Entropy of a probability distribution in Excel
-
03-07-2021 - |
Question
I have a matrix in excel. I need to normalize rows and then calculate entropy of each row (considering it as a probability distribution).
For e.g. suppose my matrix is:
2 0 3 5
0 1 0 0
1 0 3 2
After row normalization the matrix becomes:
0.2000 0 0.3000 0.5000
0 1.0000 0 0
0.1667 0 0.5000 0.3333
Assuming each row is a probability distribution, the entropy of each row is:
1.0297
0
1.0114
I want to calculate above entropy values without producing intermediate row-normalized matrix.
Is it possible to do this in Excel?
Note: Entropy of a probability distribution is defined as:
H(X) = sum over all x {-p(x) * log(p(x))}
Solution
If you have your original matrix in A1:D3 try this formula in F1
=SUM(-A1:D1/SUM(A1:D1)*IF(A1:D1<>0,LN(A1:D1/SUM(A1:D1))))
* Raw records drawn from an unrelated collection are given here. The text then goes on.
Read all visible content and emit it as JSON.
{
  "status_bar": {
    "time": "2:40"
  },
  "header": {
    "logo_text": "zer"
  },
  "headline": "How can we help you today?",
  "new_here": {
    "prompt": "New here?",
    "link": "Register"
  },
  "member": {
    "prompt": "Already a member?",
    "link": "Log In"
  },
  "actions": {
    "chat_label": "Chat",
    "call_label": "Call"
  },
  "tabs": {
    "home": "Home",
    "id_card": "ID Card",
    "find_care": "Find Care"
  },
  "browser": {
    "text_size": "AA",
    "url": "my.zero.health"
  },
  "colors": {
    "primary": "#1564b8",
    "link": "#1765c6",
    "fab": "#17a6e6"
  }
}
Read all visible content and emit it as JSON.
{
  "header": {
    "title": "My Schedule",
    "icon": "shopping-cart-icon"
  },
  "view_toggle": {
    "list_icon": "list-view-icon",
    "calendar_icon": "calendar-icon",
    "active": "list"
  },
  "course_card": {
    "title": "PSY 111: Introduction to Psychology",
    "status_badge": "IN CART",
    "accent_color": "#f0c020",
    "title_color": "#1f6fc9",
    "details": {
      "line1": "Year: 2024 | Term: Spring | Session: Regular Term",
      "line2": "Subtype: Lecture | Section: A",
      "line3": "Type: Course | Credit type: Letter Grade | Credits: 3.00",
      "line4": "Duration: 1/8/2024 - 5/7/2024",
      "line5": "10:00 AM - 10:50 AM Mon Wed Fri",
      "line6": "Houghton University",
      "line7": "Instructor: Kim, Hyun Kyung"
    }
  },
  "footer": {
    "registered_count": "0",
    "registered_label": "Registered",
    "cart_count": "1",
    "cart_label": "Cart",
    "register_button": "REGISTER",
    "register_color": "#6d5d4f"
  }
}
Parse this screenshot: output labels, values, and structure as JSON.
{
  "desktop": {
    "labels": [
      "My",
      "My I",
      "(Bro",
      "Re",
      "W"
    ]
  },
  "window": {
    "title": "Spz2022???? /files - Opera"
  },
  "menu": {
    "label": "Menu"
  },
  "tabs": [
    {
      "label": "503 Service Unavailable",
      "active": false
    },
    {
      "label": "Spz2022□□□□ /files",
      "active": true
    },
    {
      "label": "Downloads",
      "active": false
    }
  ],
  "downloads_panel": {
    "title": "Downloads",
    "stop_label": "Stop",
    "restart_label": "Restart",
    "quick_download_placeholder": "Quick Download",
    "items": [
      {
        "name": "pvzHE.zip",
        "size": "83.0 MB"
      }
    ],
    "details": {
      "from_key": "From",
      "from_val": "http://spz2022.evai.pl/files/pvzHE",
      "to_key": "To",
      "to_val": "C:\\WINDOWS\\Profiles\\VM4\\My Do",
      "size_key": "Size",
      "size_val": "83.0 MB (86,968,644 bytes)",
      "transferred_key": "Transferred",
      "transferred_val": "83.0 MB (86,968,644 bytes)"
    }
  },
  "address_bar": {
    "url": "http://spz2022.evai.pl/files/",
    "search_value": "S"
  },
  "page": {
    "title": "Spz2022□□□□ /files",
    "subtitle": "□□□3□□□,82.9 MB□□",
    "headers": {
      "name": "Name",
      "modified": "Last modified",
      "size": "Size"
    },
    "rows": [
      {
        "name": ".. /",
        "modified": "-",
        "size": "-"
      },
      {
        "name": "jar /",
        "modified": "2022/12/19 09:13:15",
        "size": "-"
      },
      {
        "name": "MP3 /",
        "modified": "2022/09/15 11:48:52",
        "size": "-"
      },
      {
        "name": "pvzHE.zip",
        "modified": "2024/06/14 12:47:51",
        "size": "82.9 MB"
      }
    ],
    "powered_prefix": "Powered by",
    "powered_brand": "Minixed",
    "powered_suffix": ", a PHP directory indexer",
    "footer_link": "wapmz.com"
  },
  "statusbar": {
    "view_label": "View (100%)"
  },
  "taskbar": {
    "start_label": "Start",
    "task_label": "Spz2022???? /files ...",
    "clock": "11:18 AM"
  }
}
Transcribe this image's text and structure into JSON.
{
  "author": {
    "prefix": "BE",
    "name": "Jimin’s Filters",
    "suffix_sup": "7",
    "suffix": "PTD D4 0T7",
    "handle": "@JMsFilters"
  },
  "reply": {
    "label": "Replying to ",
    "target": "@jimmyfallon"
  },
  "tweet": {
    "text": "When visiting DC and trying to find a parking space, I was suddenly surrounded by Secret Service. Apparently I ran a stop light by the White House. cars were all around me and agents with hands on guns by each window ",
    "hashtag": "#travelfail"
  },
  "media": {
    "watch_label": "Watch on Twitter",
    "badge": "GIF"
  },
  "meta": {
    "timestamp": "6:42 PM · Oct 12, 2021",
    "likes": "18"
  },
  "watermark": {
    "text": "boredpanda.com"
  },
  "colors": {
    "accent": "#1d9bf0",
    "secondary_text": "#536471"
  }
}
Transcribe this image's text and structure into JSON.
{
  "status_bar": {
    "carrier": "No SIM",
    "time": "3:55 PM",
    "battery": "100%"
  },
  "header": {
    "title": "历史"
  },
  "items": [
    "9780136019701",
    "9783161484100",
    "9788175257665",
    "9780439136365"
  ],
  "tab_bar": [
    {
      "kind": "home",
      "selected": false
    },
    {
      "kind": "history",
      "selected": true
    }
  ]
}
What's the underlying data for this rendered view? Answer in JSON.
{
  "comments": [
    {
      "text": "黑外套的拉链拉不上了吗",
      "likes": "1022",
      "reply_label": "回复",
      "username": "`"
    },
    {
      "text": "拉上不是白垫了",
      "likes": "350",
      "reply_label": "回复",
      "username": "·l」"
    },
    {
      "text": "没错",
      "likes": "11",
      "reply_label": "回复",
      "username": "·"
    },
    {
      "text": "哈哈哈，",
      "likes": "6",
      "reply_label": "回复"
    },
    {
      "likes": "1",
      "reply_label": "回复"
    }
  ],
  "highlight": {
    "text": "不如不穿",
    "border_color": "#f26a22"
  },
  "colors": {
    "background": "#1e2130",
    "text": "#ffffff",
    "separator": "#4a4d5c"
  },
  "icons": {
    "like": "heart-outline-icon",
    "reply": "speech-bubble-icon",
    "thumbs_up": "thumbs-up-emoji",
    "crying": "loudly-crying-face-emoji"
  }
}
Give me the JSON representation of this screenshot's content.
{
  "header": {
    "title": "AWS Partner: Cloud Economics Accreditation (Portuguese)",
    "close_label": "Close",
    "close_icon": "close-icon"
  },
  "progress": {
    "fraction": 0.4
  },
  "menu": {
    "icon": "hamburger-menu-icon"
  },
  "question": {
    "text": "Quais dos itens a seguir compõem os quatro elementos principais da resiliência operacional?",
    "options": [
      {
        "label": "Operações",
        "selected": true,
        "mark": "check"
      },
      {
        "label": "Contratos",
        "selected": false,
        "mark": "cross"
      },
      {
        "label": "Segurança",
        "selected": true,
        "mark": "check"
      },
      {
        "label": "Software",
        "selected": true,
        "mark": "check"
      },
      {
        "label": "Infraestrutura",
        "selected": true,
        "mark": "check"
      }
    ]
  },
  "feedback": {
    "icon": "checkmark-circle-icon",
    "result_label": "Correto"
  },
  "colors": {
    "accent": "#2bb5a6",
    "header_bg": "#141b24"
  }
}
confirmed with CTRL+SHIFT+ENTER (so that curly braces appear around the formula in the formula bar)
copy to F3
OTHER TIPS
Assuming your entropy is defined by x ln x, I'd suggest the following:
- Create a matrix that computes ln(x) for each original cell: IF(X>0;LN(X);0)
- Create a second matrix that multiplies the x and the ln(x) matrix
- Compute the row sums: SUM(A1:A4)
I don't know how to do this without intermediate matrices, though. Why would you want this?